Explore Together (indoors): Responding to Sound

  • audio player
  • materials to generate sounds
  • recordings of various types of music
  • rubber band guitars
  • shakers
  • tubes
  • toy or real musical instruments
  • fast
  • high
  • loud
  • low
  • music
  • musical instrument
  • scrape
  • tap

MA Standards:

Speaking and Listening:SL.PK.MA.2 Recall information for short periods of time and retell, act out, or represent information from a text read aloud, a recording, or a video (e.g., watch a video about birds and their habitats and make drawings or constructions of birds and their nests)

MA Draft Standards:

Physical Sciences/Matter and Its Interactions: Structures and Properties of Matter PS1.B Differentiate between the properties of an object and those of the material of which it is made in science explorations and activities such as art and music.
Physical Sciences/Energy PS4.A Investigate different sounds made by different objects and different materials and reason about what is making the sounds. [Cause and Effect]

Head Start Outcomes:

Logic and Reasoning/Reasoning and Problem Solving Recognizes cause and effect relationships.
Social Emotional Development/Self-Concept and Self-Efficacy Identifies personal characteristics, preferences, thoughts, and feelings.

PreK Learning Guidelines:

English Language Arts/Language 2 Participate actively in discussions, listen to the ideas of others, and ask and answer relevant questions.

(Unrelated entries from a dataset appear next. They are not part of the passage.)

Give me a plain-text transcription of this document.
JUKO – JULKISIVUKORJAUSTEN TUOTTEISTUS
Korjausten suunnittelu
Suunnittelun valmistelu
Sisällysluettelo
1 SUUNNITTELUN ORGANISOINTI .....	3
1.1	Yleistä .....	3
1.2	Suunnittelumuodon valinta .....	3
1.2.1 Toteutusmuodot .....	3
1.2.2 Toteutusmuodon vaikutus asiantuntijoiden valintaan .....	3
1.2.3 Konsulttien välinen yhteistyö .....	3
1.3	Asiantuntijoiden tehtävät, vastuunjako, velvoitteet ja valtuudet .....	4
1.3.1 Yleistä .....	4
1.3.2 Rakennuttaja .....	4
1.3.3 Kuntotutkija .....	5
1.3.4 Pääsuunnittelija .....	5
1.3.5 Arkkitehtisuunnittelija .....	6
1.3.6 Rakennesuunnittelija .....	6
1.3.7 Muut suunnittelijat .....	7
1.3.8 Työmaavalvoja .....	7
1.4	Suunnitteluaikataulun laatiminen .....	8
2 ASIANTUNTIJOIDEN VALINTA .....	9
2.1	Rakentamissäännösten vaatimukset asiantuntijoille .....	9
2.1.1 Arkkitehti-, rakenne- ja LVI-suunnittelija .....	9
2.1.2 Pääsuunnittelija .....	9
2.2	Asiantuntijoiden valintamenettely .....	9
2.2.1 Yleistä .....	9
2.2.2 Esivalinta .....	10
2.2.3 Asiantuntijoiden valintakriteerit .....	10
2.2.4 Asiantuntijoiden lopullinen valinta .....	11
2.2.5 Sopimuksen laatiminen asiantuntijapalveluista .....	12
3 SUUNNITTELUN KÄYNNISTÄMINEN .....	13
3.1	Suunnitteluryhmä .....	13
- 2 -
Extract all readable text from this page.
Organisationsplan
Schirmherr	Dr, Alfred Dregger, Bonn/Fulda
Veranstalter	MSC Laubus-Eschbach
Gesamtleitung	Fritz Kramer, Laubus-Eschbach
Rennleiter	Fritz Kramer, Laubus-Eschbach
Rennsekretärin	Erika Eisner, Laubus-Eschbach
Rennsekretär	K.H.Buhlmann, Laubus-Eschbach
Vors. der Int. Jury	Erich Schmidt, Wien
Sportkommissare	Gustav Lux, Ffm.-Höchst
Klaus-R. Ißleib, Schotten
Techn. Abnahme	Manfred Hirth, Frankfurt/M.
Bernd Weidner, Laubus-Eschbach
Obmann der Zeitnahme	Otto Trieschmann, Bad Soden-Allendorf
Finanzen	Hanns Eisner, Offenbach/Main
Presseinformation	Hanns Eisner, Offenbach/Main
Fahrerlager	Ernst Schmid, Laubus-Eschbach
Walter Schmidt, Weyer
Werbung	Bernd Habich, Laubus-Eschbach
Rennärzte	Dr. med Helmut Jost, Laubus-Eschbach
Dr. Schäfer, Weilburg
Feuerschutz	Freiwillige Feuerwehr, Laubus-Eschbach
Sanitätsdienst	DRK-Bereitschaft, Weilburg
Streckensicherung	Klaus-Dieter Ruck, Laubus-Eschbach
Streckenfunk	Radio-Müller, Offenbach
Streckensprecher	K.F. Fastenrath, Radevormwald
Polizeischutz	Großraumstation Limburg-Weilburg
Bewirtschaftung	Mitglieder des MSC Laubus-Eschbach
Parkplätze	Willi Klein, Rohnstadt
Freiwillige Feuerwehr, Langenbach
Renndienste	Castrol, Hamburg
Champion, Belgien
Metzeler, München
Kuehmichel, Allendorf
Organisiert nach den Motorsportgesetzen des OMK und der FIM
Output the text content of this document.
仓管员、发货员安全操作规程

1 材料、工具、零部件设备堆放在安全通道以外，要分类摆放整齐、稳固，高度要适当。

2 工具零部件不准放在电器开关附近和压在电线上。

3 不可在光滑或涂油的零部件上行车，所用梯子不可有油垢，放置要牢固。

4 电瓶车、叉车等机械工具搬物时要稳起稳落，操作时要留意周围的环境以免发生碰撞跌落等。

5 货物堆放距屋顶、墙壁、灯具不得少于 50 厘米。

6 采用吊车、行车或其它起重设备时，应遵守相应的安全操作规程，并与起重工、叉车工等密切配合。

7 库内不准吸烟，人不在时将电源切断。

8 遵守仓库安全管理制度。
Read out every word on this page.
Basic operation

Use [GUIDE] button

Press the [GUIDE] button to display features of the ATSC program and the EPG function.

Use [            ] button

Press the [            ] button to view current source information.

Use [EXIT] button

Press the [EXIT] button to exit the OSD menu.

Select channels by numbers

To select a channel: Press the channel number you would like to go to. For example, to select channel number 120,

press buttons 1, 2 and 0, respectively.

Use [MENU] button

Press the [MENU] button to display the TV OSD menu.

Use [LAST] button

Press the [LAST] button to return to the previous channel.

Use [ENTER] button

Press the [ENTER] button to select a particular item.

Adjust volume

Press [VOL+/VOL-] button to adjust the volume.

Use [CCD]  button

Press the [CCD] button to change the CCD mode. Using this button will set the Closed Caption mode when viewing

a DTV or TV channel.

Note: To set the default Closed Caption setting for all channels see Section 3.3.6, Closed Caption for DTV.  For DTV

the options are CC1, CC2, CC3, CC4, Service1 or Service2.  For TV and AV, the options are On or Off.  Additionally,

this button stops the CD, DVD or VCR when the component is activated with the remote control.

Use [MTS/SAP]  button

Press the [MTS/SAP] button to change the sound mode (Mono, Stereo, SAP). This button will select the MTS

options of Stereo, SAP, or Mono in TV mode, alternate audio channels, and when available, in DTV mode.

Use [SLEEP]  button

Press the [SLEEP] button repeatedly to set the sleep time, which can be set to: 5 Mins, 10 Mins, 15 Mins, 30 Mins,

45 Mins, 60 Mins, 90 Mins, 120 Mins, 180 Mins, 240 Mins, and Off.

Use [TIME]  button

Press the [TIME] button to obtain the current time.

Explore Together (indoors): Responding to Sound

© Commonwealth of Massachusetts, Department of Early Education and Care (Jennifer Waddell photographer). All rights reserved.

STEM Key Concepts: Different objects make different sounds; Sounds vary in three ways: volume (loud or soft), pitch (high or low), and timbre (quality)

ELA Focus Skills: Creative Expression, Listening and Speaking, Vocabulary

Display musical instruments for children to see. Play a piece of music for children to listen to. After listening, bring children’s attention to the instruments and have them choose one. Have children name the instrument they chose and describe the sound it makes.

Play the music again and have children join in with their instruments, playing to the beat. Observe children as they play and ask questions such as, Can you make a higher sound on your instrument? How are you making that loud, screechy sound? (tapping, scraping, beating). Help children connect the music to the sounds they are making on their instruments.

Reflect and Share 

Replay the music for children a third time. Ask children to share the sounds they made and the instruments they used. Say, Tony, you were making fast, low sounds with the rubber band guitar. How were you making those sounds? How were they like the sounds in the music? Ask children to share the sounds they made to match the music.